Christin experiences urinary incontinence that to date has not been medically diagnosed, despite undergoing every investigative procedure imaginable. “Lacking an official diagnosis has left a large question mark hanging above my head, even after years of medication, Botox, stress tests, ultrasounds, and other treatments,” says Christin. More recently she has been experiencing digestive symptoms, which for now have been placed under the umbrella of irritable bowel syndrome (IBS).
“The first time I remember leaking I was 16 and, on a train, making a big journey by myself. I was wearing my favourite jumpsuit and I remember it happened on the return trip and feeling wet and so embarrassed. Walking onto the platform on the way home I was sure everyone was looking at me and they knew,” says Christin. “It turns out it wasn’t a one-off situation. It then became a continuous problem.”
Since then, Christin has worn sanitary pads every day and says she can’t go anywhere without being well prepared beforehand. “My incontinence is triggered by everything, particularly exercise, so I tend to be overly cautious,” she says. “The national public toilet map (NPTM) app has been a lifesaver for me.
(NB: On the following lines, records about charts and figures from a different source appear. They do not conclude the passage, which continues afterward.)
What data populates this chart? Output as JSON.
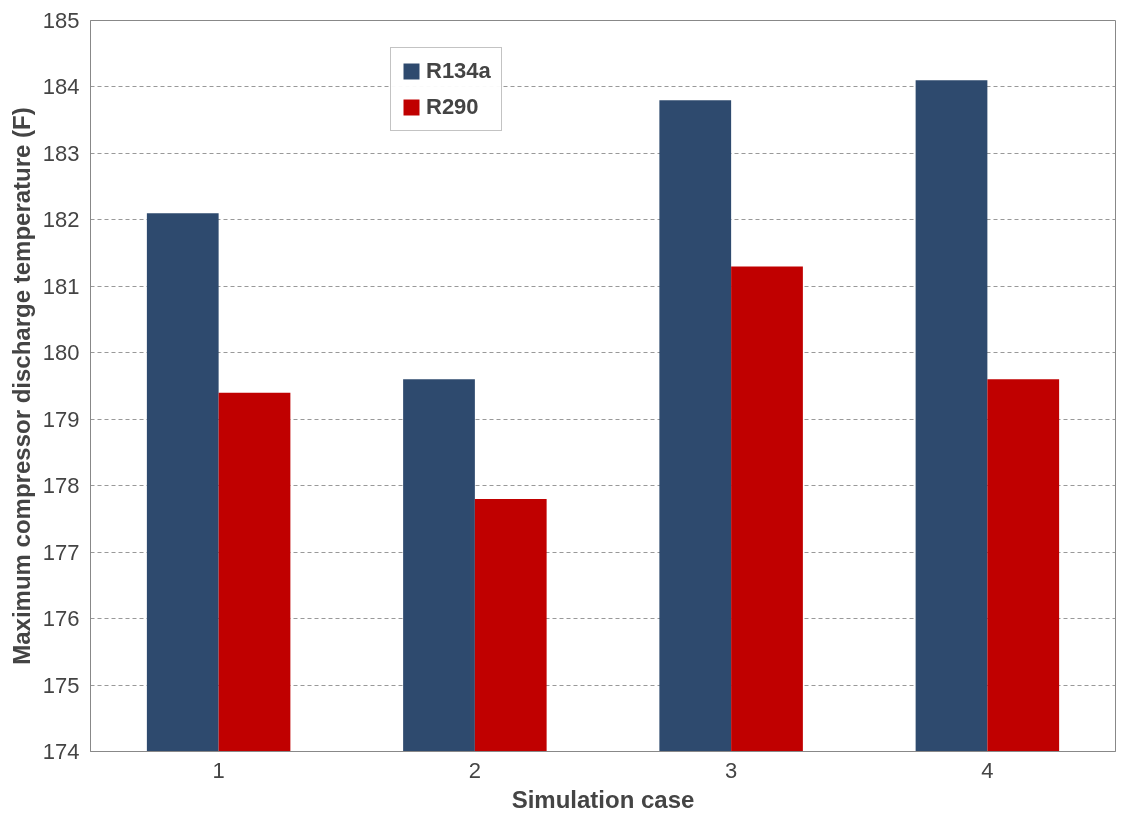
{
  "chart_data": {
    "type": "bar",
    "xlabel": "Simulation case",
    "ylabel": "Maximum compressor discharge temperature (F)",
    "categories": [
      "1",
      "2",
      "3",
      "4"
    ],
    "series": [
      {
        "name": "R134a",
        "color": "#2e4a6e",
        "values": [
          182.1,
          179.6,
          183.8,
          184.1
        ]
      },
      {
        "name": "R290",
        "color": "#c00000",
        "values": [
          179.4,
          177.8,
          181.3,
          179.6
        ]
      }
    ],
    "ylim": [
      174,
      185
    ],
    "yticks": [
      174,
      175,
      176,
      177,
      178,
      179,
      180,
      181,
      182,
      183,
      184,
      185
    ],
    "grid": "y",
    "legend": "top"
  }
}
Every outing for me revolves planning around where the public toilets are, and I need to know there will be somewhere safe and clean to dispose of the pads.”
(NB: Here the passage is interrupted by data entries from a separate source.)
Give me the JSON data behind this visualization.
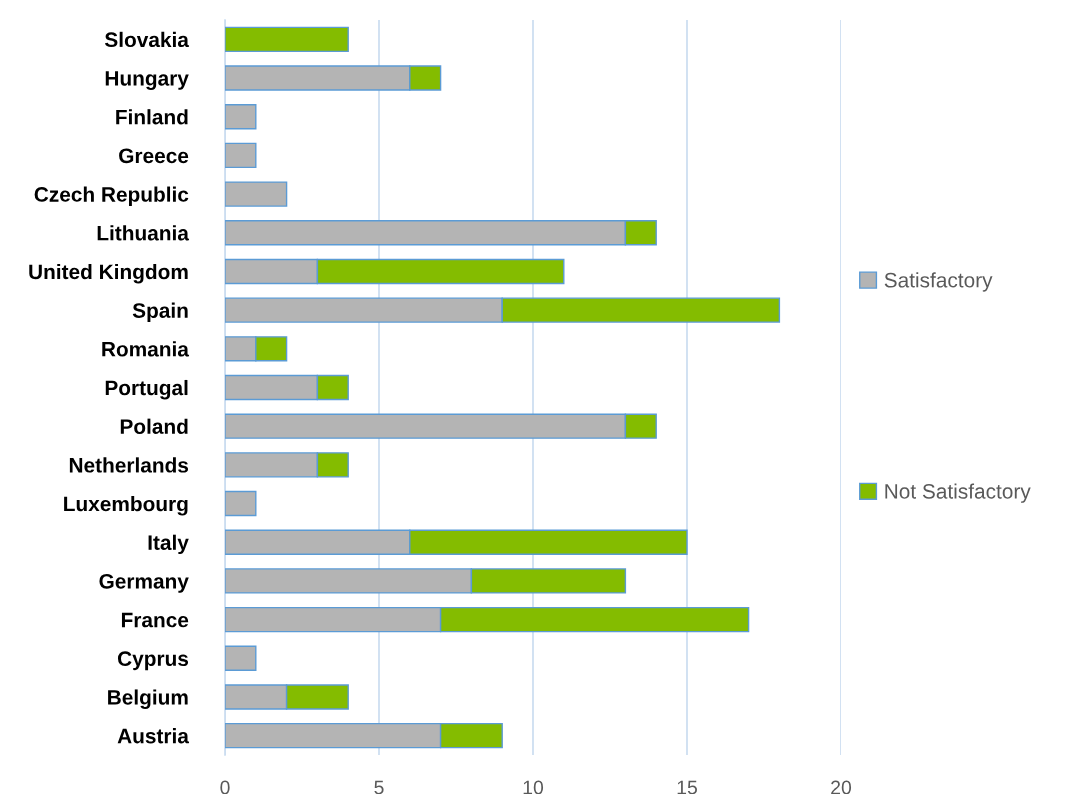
{
  "chart_data": {
    "type": "bar",
    "orientation": "horizontal",
    "stacked": true,
    "categories": [
      "Slovakia",
      "Hungary",
      "Finland",
      "Greece",
      "Czech Republic",
      "Lithuania",
      "United Kingdom",
      "Spain",
      "Romania",
      "Portugal",
      "Poland",
      "Netherlands",
      "Luxembourg",
      "Italy",
      "Germany",
      "France",
      "Cyprus",
      "Belgium",
      "Austria"
    ],
    "series": [
      {
        "name": "Satisfactory",
        "color": "#b4b4b4",
        "values": [
          0,
          6,
          1,
          1,
          2,
          13,
          3,
          9,
          1,
          3,
          13,
          3,
          1,
          6,
          8,
          7,
          1,
          2,
          7
        ]
      },
      {
        "name": "Not Satisfactory",
        "color": "#84bc00",
        "values": [
          4,
          1,
          0,
          0,
          0,
          1,
          8,
          9,
          1,
          1,
          1,
          1,
          0,
          9,
          5,
          10,
          0,
          2,
          2
        ]
      }
    ],
    "xlim": [
      0,
      20
    ],
    "xticks": [
      0,
      5,
      10,
      15,
      20
    ],
    "grid": "x",
    "legend": "right"
  }
}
Christin also lives with paroxysmal kinesigenic dyskinesia (PKD), a distressing condition she developed at the age of 13 which presents visually in a way that can be mistaken for epilepsy but is not the same. While she says she was never embarrassed if she fitted in front of people, talking about, or revealing her incontinence filled her with enormous shame.
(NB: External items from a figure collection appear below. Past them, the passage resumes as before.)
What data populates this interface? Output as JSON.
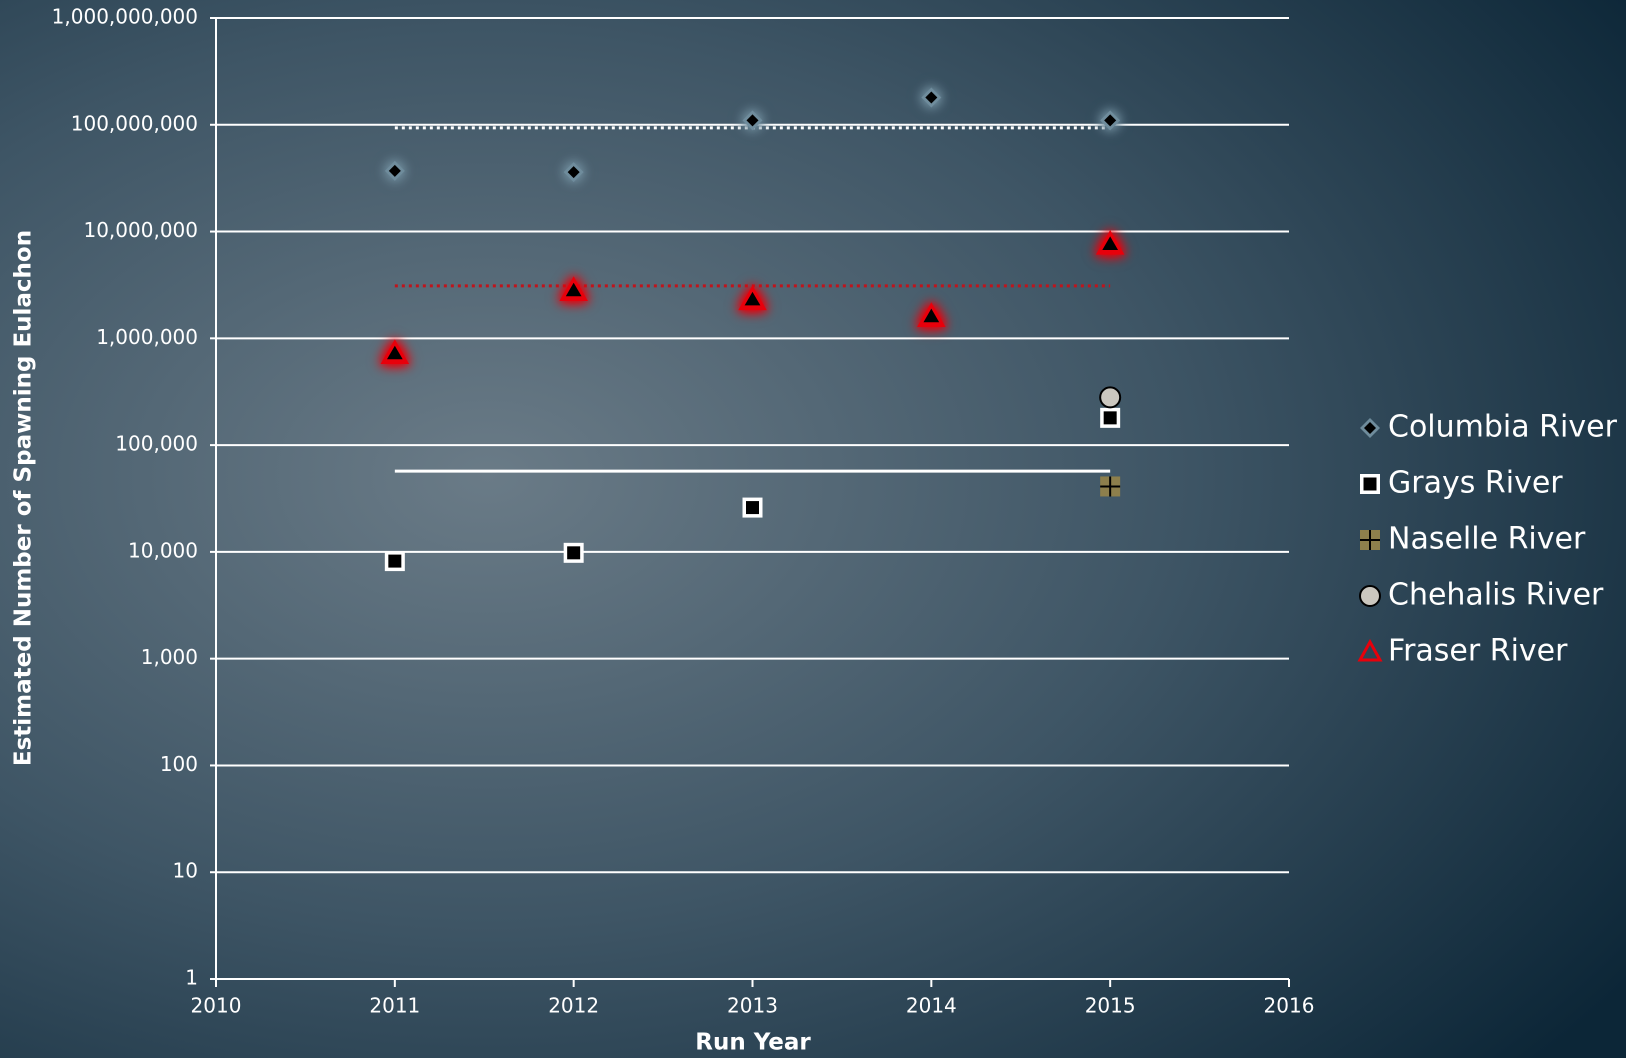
{
  "chart_data": {
    "type": "scatter",
    "x_label": "Run Year",
    "y_label": "Estimated Number of Spawning Eulachon",
    "xlim": [
      2010,
      2016
    ],
    "xticks": [
      2010,
      2011,
      2012,
      2013,
      2014,
      2015,
      2016
    ],
    "ylim": [
      1,
      1000000000
    ],
    "log_y": true,
    "grid": true,
    "legend": "right",
    "yticks": [
      1,
      10,
      100,
      {
        "value": 1000,
        "label": "1,000"
      },
      {
        "value": 10000,
        "label": "10,000"
      },
      {
        "value": 100000,
        "label": "100,000"
      },
      {
        "value": 1000000,
        "label": "1,000,000"
      },
      {
        "value": 10000000,
        "label": "10,000,000"
      },
      {
        "value": 100000000,
        "label": "100,000,000"
      },
      {
        "value": 1000000000,
        "label": "1,000,000,000"
      }
    ],
    "series": [
      {
        "name": "Columbia River",
        "marker": "diamond",
        "color": "#6f8c9c",
        "glow": true,
        "x": [
          2011,
          2012,
          2013,
          2014,
          2015
        ],
        "values": [
          37000000,
          36000000,
          110000000,
          180000000,
          110000000
        ]
      },
      {
        "name": "Grays River",
        "marker": "square",
        "color": "#ffffff",
        "x": [
          2011,
          2012,
          2013,
          2015
        ],
        "values": [
          8200,
          9800,
          26000,
          180000
        ]
      },
      {
        "name": "Naselle River",
        "marker": "plus-square",
        "color": "#8d7f4c",
        "x": [
          2015
        ],
        "values": [
          41000
        ]
      },
      {
        "name": "Chehalis River",
        "marker": "circle",
        "color": "#cbc7bf",
        "x": [
          2015
        ],
        "values": [
          280000
        ]
      },
      {
        "name": "Fraser River",
        "marker": "triangle",
        "color": "#e8000b",
        "glow": true,
        "x": [
          2011,
          2012,
          2013,
          2014,
          2015
        ],
        "values": [
          720000,
          2800000,
          2300000,
          1600000,
          7600000
        ]
      }
    ],
    "reference_lines": [
      {
        "value": 93500000,
        "x": [
          2011,
          2015
        ],
        "color": "#ffffff",
        "style": "dotted"
      },
      {
        "value": 3100000,
        "x": [
          2011,
          2015
        ],
        "color": "#c0141c",
        "style": "dotted"
      },
      {
        "value": 57000,
        "x": [
          2011,
          2015
        ],
        "color": "#ffffff",
        "style": "solid"
      }
    ]
  }
}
After deciding to write her personal story of lived experience with incontinence, Christin says it took her two weeks to summon the courage to post it. “A few years ago, I wouldn’t have been able to talk like this,” she says, “but now I feel super proud of myself for sharing.” Encouragingly, the feedback and support she received was overwhelmingly positive, with many acknowledging her courage for ‘saying her truth.’ This has really raised Christin’s energy and her desire to reach out to others going through the same thing.
Christin would like to see and aims to be part of a support group for young people with incontinence to share their stories and experiences. In the meantime, she encourages young people to reach out to her and others who have shared their story. “There is no shame in being in the situation you’re in, but you need to process your insecurity and how you feel about it in your own time. Fear of shame and stigma is going to be different for everyone,” she says, “but never be ashamed of the things you don’t have any control of.”
A passionate advocate for chronic illness and disability, Christin’s message is to live your life to the fullest despite it. “I’m hopeful that one day I’ll be able to effectively treat my incontinence, but until then, I plan to keep enjoying life the best I can,” she says.
“There is so much stigma for people my age dealing with this issue. I wish, as a younger girl, I knew that I wasn’t alone with incontinence within my age group, and there are many ways to live my life to its fullest despite it. My life could have been so much easier if I had someone to talk to about it.”